Chère C.,
J’ose à peine prendre ma plume pour t’écrire, tellement j’ai tardé à mettre à jour ma correspondance. C’est pourtant, d’ordinaire, une charge bien légère et dont j’aime à m’acquitter. Que te dirai-je pour m’excuser qui vaille à entendre ? Le froid n’a pas gelé l’encre qui coule de mon stylo, le travail, mon Dieu, n’est ni plus ni moins prenant que d’habitude, les travaux de la maison avancent à pas menus – peinture et plâtre, murs en attente de la chaux qui viendra poser un souffle mat sur leur nudité retrouvée – et la famille navigue au gré des menus événements de tous les jours, merveilleusement uniques et banals. Enfin, enfin, l’hiver sonne la retraite sans trop maugréer, et même si j’attends les Saints de glace pour me sentir tout à fait autorisée à jeter ma frilosité coutumière par-dessus les moulins, le jardin m’appelle et m’attire à chaque fin de jour, lorsque le soleil tarde à se retirer et qu’il monte de la terre fraîchement retournée le parfum du renouveau. Enfin, je dis jardin avec une prétention certaine, parce que je suis bien en peine de trouver un mot plus précis pour décrire cette gigantesque jardinière (peut-être est-ce tout simplement cela, d’ailleurs ?) créée de toutes pièces par l’ancien propriétaire. Mais enfin c’est ainsi, la maison possède cour et jardin, et nous passerons pudiquement sur la surface réelle de ce dernier… J’y trouve bien la place pour mes aromatiques préférés, un framboisier audacieux qui pointe gaillardement quatre ou cinq rejets, plusieurs rosiers dont le feuillage, ces derniers jours, verdit le mur comme une mousseline légère, et puis encore des muscaris, des renoncules vibrantes de couleurs, des petites mousses qui poussent des hampes timides que couronne parfois une fleur délicate, un genêt sauvage qui tente vaillamment de s’urbaniser, quelques violettes farouches qu’il faut guetter… Le long du mur, le muguet encore en longs rouleaux nous promet déjà une floraison éphémère mais résolument parfumée, et il faudra cette année que je surveille étroitement L. (qui n’aime rien tant qu’aller gratter la terre humide et étudier sans dégoût les nombreux vers de terre qu’elle met au jour dans son entrain) pour qu’elle ne touche pas à cet élégant poison.

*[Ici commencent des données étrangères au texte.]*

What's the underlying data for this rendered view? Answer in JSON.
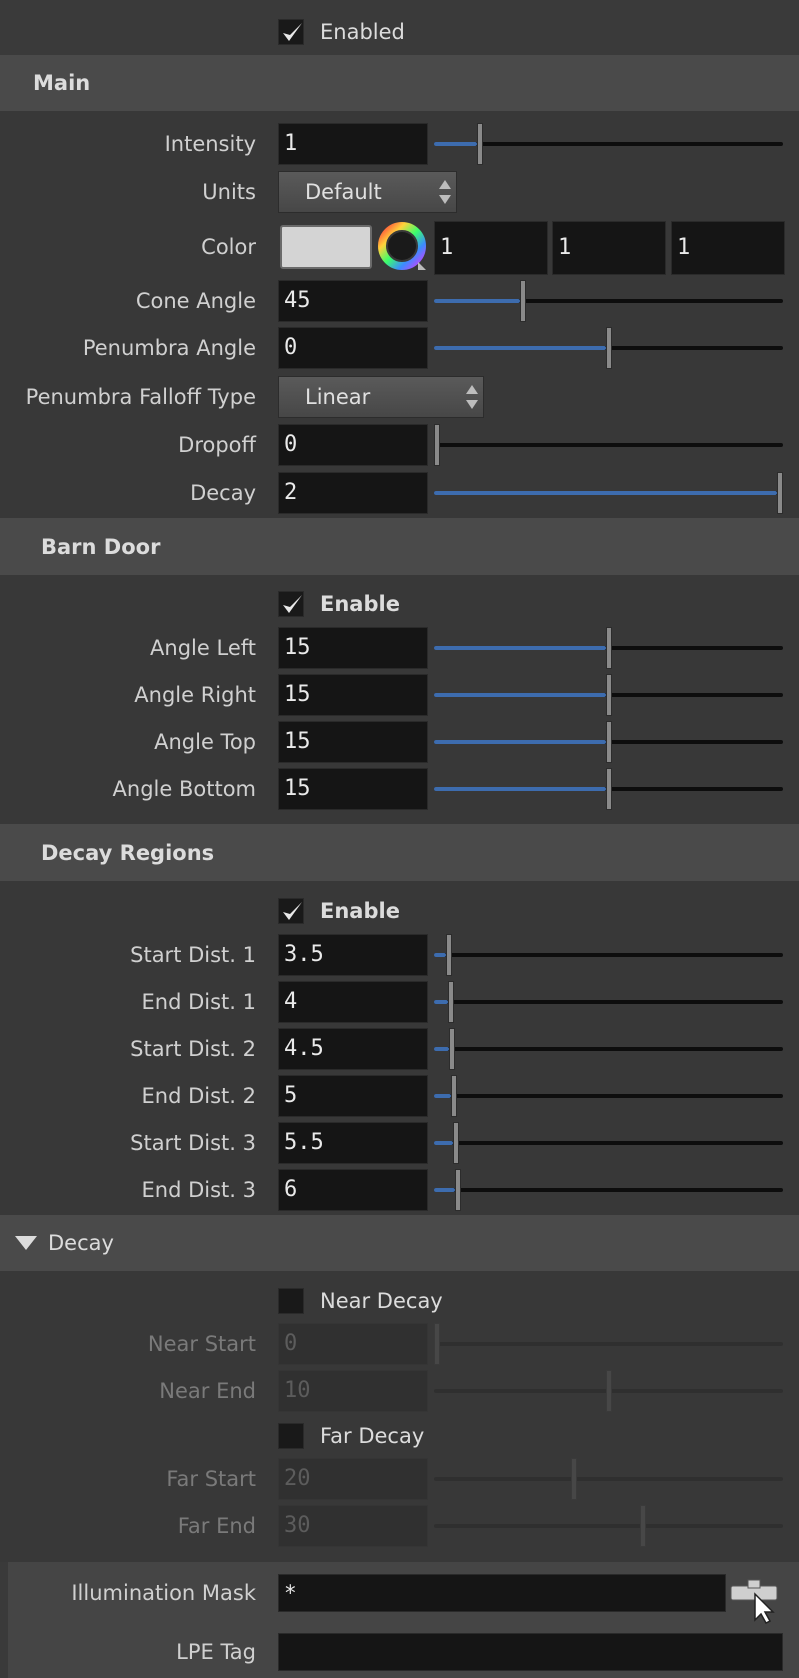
{
  "top": {
    "enabled_label": "Enabled"
  },
  "main": {
    "title": "Main",
    "intensity": {
      "label": "Intensity",
      "value": "1",
      "slider": 0.125
    },
    "units": {
      "label": "Units",
      "value": "Default"
    },
    "color": {
      "label": "Color",
      "r": "1",
      "g": "1",
      "b": "1",
      "swatch": "#d4d4d4"
    },
    "cone_angle": {
      "label": "Cone Angle",
      "value": "45",
      "slider": 0.25
    },
    "penumbra_angle": {
      "label": "Penumbra Angle",
      "value": "0",
      "slider": 0.5
    },
    "penumbra_falloff": {
      "label": "Penumbra Falloff Type",
      "value": "Linear"
    },
    "dropoff": {
      "label": "Dropoff",
      "value": "0",
      "slider": 0.0
    },
    "decay": {
      "label": "Decay",
      "value": "2",
      "slider": 1.0
    }
  },
  "barn_door": {
    "title": "Barn Door",
    "enable_label": "Enable",
    "angle_left": {
      "label": "Angle Left",
      "value": "15",
      "slider": 0.5
    },
    "angle_right": {
      "label": "Angle Right",
      "value": "15",
      "slider": 0.5
    },
    "angle_top": {
      "label": "Angle Top",
      "value": "15",
      "slider": 0.5
    },
    "angle_bottom": {
      "label": "Angle Bottom",
      "value": "15",
      "slider": 0.5
    }
  },
  "decay_regions": {
    "title": "Decay Regions",
    "enable_label": "Enable",
    "start1": {
      "label": "Start Dist. 1",
      "value": "3.5",
      "slider": 0.035
    },
    "end1": {
      "label": "End Dist. 1",
      "value": "4",
      "slider": 0.04
    },
    "start2": {
      "label": "Start Dist. 2",
      "value": "4.5",
      "slider": 0.045
    },
    "end2": {
      "label": "End Dist. 2",
      "value": "5",
      "slider": 0.05
    },
    "start3": {
      "label": "Start Dist. 3",
      "value": "5.5",
      "slider": 0.055
    },
    "end3": {
      "label": "End Dist. 3",
      "value": "6",
      "slider": 0.06
    }
  },
  "decay": {
    "title": "Decay",
    "near_decay_label": "Near Decay",
    "near_start": {
      "label": "Near Start",
      "value": "0",
      "slider": 0.0
    },
    "near_end": {
      "label": "Near End",
      "value": "10",
      "slider": 0.5
    },
    "far_decay_label": "Far Decay",
    "far_start": {
      "label": "Far Start",
      "value": "20",
      "slider": 0.4
    },
    "far_end": {
      "label": "Far End",
      "value": "30",
      "slider": 0.6
    }
  },
  "bottom": {
    "illumination_mask": {
      "label": "Illumination Mask",
      "value": "*"
    },
    "lpe_tag": {
      "label": "LPE Tag",
      "value": ""
    }
  },
  "colors": {
    "accent": "#3d6cae",
    "header_bg": "#4a4a4a",
    "panel_bg": "#383838"
  }
}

Cette débauche végétale vient après les morts de l’hiver. De toutes ces petites disparitions, attendues ou pas, c’est celle du houx qui m’attriste le plus. Il était déjà là à notre arrivée et l’incongruité de sa présence dans un si petit jardin m’avait amusée. Il était bien modeste lui aussi, mais vert et gaillard à plaisir et j’imaginais parfois de le parer pour Noël comme un clin d’œil au mystérieux visiteur de décembre. Vraiment trop mal placé, il avait dû jouer à saute-allée. Nous avons vite compris qu’il n’avait pas la racine voyageuse et son exil forcé, l’arrachage inévitable des radicelles en fins cheveux pâles lui ont été fatals. La mort est venue lentement, en une vague brune qui a gagné de branche en branche, éteignant impitoyablement le vernis des feuilles. Un jour, sans rien m’en dire, J-F l’a arraché et fait disparaître, m’évitant la peine de le faire. Je garde l’image de cet arbuste fier, dont les branches maîtresses déjetées de chaque côté du tronc figuraient d’étranges bras, et je regrette comme toujours d’être responsable de la mort d’un végétal. Je sens bien qu’il y a là une espèce d’attendrissement qu’on pourrait trouver ridicule, mais c’est ainsi…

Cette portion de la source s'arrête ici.